Troy Vincent isn’t hiding behind corporate speak anymore. The NFL’s executive vice president of football operations acknowledged what anyone watching the Philadelphia Eagles this season already knows: officials cannot consistently call the Tush Push correctly, and the league’s own mistakes have altered games.
Troy Vincent Admits Eagles-Giants Error Changed the Game
“We got some work to do,” Vincent said to The Athletic during an open media session with reporters on Wednesday. “We’ll revisit that particular play and rule to see how the membership feels or not if they want to do anything about it.”
That’s a significant shift from where Vincent stood less than two years ago, when he told reporters to “not punish a team that strategically does it well.” Now, with a spring vote looming and 22 of 32 owners already in favor of a ban last May, the league’s top football operations executive is openly cataloging the play’s officiating failures.
Vincent didn’t speak in generalities. He pointed to the Week 8 Eagles-Giants matchup as a specific example of the league getting it wrong on the field.
“In particular, that Philly-Giants game early on, we blew the whistle too early,” Vincent said. “We stopped for progress, and the turnover occurred. That frankly changed the complexion in that game early on. We need to recognize those fouls, we need to call those fouls accurately, and we missed it.”
The incident Vincent referenced occurred in Week 8, when Kayvon Thibodeaux ripped the ball from Jalen Hurts’ hands during a Tush Push. Officials ruled forward progress had stopped before the fumble, negating what would have been a Giants turnover in a game tied 7-7. Two plays later, Hurts found Saquon Barkley for a touchdown. Philadelphia won 38-20.
READ MORE: NFL Players Call for League to Ban Eagles’ Tush Push Play: ‘It’s an Unfair Advantage,’ ‘Too Hard to Officiate’
The problem extends beyond one play. A USA Today analysis found the Eagles committed uncalled false starts on roughly one out of every six Tush Push attempts through Week 10 of the 2025 season. Line judges positioned at the sideline simply cannot detect guards jumping into the neutral zone or moving early when multiple bodies are compressed into the formation.
Vincent acknowledged the geometry working against officials: “Can you see that guard move? Obviously, the viewer is looking to say, how do they not pick that up? The guy’s in the neutral zone, but that line judge is pretty good ways away.”

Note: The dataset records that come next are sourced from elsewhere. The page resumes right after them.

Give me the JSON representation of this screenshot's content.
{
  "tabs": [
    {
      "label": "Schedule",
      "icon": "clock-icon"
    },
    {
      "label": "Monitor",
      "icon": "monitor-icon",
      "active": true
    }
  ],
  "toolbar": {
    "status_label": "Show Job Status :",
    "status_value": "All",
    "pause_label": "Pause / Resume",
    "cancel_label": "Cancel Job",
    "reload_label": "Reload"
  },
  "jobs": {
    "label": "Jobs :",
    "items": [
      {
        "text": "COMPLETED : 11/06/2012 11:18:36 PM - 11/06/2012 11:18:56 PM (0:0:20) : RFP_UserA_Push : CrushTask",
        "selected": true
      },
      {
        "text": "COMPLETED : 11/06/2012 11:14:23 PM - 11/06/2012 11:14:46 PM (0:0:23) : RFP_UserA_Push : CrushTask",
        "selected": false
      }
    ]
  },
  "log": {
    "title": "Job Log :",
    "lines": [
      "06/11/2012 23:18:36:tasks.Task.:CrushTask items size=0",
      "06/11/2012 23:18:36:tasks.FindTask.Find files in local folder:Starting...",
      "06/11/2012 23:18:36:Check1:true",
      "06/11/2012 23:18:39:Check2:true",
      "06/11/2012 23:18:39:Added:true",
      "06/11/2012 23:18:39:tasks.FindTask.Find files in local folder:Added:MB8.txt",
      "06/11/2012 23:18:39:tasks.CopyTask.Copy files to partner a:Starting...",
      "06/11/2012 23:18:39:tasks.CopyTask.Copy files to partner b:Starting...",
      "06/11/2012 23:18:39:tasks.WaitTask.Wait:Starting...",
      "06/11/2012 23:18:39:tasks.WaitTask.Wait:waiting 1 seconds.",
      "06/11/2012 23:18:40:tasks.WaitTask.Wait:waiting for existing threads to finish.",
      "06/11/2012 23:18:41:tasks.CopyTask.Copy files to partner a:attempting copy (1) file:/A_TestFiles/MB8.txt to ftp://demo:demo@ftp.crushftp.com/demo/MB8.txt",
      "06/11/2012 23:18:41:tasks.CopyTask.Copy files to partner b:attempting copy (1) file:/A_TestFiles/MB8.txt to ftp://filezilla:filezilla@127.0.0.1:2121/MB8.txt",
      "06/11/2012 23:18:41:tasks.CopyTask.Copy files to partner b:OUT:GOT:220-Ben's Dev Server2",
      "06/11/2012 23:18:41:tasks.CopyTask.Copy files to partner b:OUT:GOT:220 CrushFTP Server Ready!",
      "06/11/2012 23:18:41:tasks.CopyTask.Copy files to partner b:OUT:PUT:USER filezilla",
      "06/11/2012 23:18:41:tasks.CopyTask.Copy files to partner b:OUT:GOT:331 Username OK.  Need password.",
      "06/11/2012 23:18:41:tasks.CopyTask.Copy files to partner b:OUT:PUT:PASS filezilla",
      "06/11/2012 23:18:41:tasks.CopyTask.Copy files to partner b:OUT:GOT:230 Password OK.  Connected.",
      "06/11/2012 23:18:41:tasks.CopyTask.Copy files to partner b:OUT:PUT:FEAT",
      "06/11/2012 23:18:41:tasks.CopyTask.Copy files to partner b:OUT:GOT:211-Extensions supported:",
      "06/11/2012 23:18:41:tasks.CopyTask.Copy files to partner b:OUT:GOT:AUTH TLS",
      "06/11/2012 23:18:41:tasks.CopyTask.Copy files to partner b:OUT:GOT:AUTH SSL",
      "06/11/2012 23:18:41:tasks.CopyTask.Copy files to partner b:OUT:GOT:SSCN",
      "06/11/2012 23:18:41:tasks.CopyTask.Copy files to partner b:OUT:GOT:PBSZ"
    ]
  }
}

NFL Play Has Evolved Beyond What Officials Can Track
Perhaps more telling than Vincent’s admission of past errors is his description of how teams have weaponized the formation itself. The Tush Push is no longer just a short-yardage conversion tool.

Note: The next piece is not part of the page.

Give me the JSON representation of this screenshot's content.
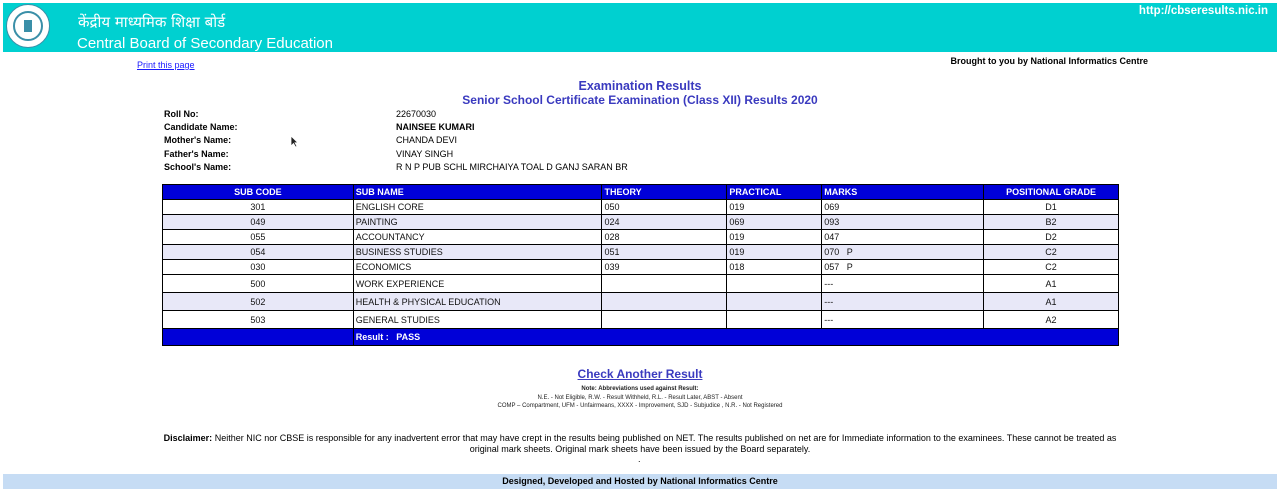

“Teams have become very creative,” Vincent said. “When you look at what teams are doing in that formation, they give you a look, and they’re not running the sneak.”
That evolution compounds the officiating challenge. Officials must determine pre-snap legality while also processing whether the play will even be a push. Meanwhile, the personnel involved have expanded. Early iterations featured centers and guards as the primary pushers. No, with tight ends lining up behind the quarterback, extending how long progress continues after initial contact.

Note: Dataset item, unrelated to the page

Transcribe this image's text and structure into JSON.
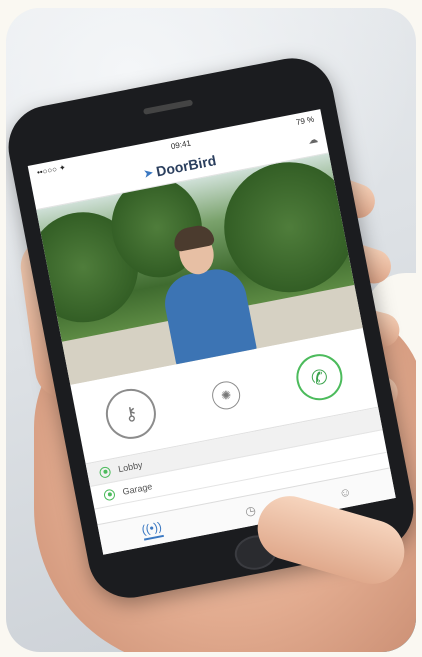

“Now you got tight ends back there running, and progress is still moving forward,” Vincent said. “When you see full progress, when you blow the whistle, you blow it too early.”
RELATED: Tush Push Survives: NFL Rejects Ban, Keeping Eagles’ Controversial Play Alive
The NFL fell two votes short of banning the play last May when 22 of 32 teams voted in favor. Cowboys owner Jerry Jones told Yahoo Sports in October he expects another vote this spring. With Mark Murphy, the former Packers president who sponsored the original proposal and is now retired, the competition committee itself may need to champion any new rule change.
Stephen Jones, the Cowboys executive vice president who serves as co-chairman of the competition committee, said the group hasn’t committed to sponsoring a proposal but will revisit the data this spring.
Vincent stopped short of calling for a ban outright, noting “this is the membership, not the league office” that would make such a decision. But his willingness to document the play’s officiating failures in public suggests the league office won’t fight to preserve it either.
The Eagles ran the Tush Push to a touchdown on their opening drive of Super Bowl 59. They remain the gold standard at executing it, converting at a rate north of 90% in fourth-and-short situations since 2022. Whether that success survives the 2026 owners’ meetings may depend on how many more game-altering mistakes Vincent has to explain before then.